Un exemple concret, la Voiture électrique ...
Elle réduit les émissions en utilisation mais son bilan carbone en fabrication est 70% plus élevé qu'une thermique (dû aux batteries). Pour électrifier le parc auto mondial, il faudrait extraire 2 milliards de tonnes de métaux (lithium, cobalt, nickel), soit un dépassement de 300% des réserves connues (AIE, 2023).
II - Les lois fondamentales de la physique
Conservation de l'énergie (rendements décroissants des ER) et entropie (impossibilité du recyclage parfait) semblent montrer que les ER ne peuvent espérer soutenir une société hyper-énergivore...
Cette question, fondamentale, de la difficulté des énergies renouvelables à perpétuer le modèle industriel actuel est traitée via deux argumentaires très distincts,
1- L'argument de l'EROI (Energy Return on Investment)
L'EROI pointe un obstacle biophysique : même avec une technologie optimisée, l'énergie nette des ENR pourrait être physiquement insuffisante.
2 - et celui des rendements décroissants développé par des économistes comme Jason Hickel ou Kate Raworth.
Les rendements décroissants révèlent un obstacle socio-économique : le capitalisme transforme les gains d'efficacité en nouvelles consommations, sabotant la durabilité.
1. L'argument de l'EROI (Biophysical Economics)
- Limites thermodynamiques et 2ᵉ loi (entropie) : toute transformation d'énergie ou de matière dégrade les ressources. Recycler un produit demande plus d'énergie que sa création initiale (un exemple, l'aluminium recyclé, c'est 95% d'énergie économisée, mais un recyclage qui nécessite 40% d'énergie supplémentaire pour collecter / trier). Autre limite physique : seulement 9% du plastique mondial est recyclé (OCDE, 2022)...
- L'EROI mesure le ratio entre l'énergie produite par une source (éolien, solaire) et l'énergie investie pour la construire, l'entretenir et la remplacer (extraction de métaux, fabrication, transport, recyclage, etc.). Un Seuil critique : Si l'EROI < 10:1 (selon Hall, Murphy), l'énergie nette disponible devient insuffisante pour maintenir les services complexes d'une société industrielle (santé, éducation, R&D, etc.).

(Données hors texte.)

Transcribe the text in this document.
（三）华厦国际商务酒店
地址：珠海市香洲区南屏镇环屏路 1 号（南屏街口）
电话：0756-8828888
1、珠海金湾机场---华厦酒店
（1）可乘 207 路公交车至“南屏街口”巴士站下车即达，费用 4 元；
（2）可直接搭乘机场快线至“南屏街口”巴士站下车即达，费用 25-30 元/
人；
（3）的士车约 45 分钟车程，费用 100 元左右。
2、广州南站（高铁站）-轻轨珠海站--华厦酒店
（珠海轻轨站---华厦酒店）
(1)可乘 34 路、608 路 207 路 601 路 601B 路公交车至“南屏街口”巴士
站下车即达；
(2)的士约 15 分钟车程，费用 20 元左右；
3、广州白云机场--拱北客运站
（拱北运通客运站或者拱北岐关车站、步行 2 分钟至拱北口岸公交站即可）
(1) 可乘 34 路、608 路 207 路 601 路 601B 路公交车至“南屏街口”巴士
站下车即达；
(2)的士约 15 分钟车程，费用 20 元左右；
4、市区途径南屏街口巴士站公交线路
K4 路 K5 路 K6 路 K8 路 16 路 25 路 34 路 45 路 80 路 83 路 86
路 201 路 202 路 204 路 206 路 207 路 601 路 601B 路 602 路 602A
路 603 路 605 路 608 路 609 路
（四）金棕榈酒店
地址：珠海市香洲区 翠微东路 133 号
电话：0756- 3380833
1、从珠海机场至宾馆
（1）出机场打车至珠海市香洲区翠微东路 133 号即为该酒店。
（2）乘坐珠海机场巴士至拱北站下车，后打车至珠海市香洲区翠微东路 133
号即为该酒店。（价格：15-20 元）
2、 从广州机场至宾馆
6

- Mais l'affirmation selon laquelle une étude de Biophysical Economics (2021) montre que l'EROI (Energy Return on Investment) des énergies éolienne et solaire est insuffisant pour soutenir une société industrielle complexe mérite une analyse nuancée, car ce débat est complexe et en constante évolution. L'EROI solaire/éolien s'améliore constamment (rendements des panneaux, durée de vie, recyclage). Des études récentes (2022–2024) montrent des valeurs bien plus élevées qu'il y a 10 ans. De plus, les renouvelables ne fonctionnent pas seules. Un système combiné (éolien + solaire + hydro + stockage + gestion de la demande) peut maintenir un EROI global suffisant. Le World Energy Outlook (AIE, 2023) ou l'IRENA estiment que les renouvelables peuvent soutenir une économie décarbonée. L'idée d'une impossibilité structurelle des renouvelables à soutenir la société industrielle reste marginale dans la communauté scientifique.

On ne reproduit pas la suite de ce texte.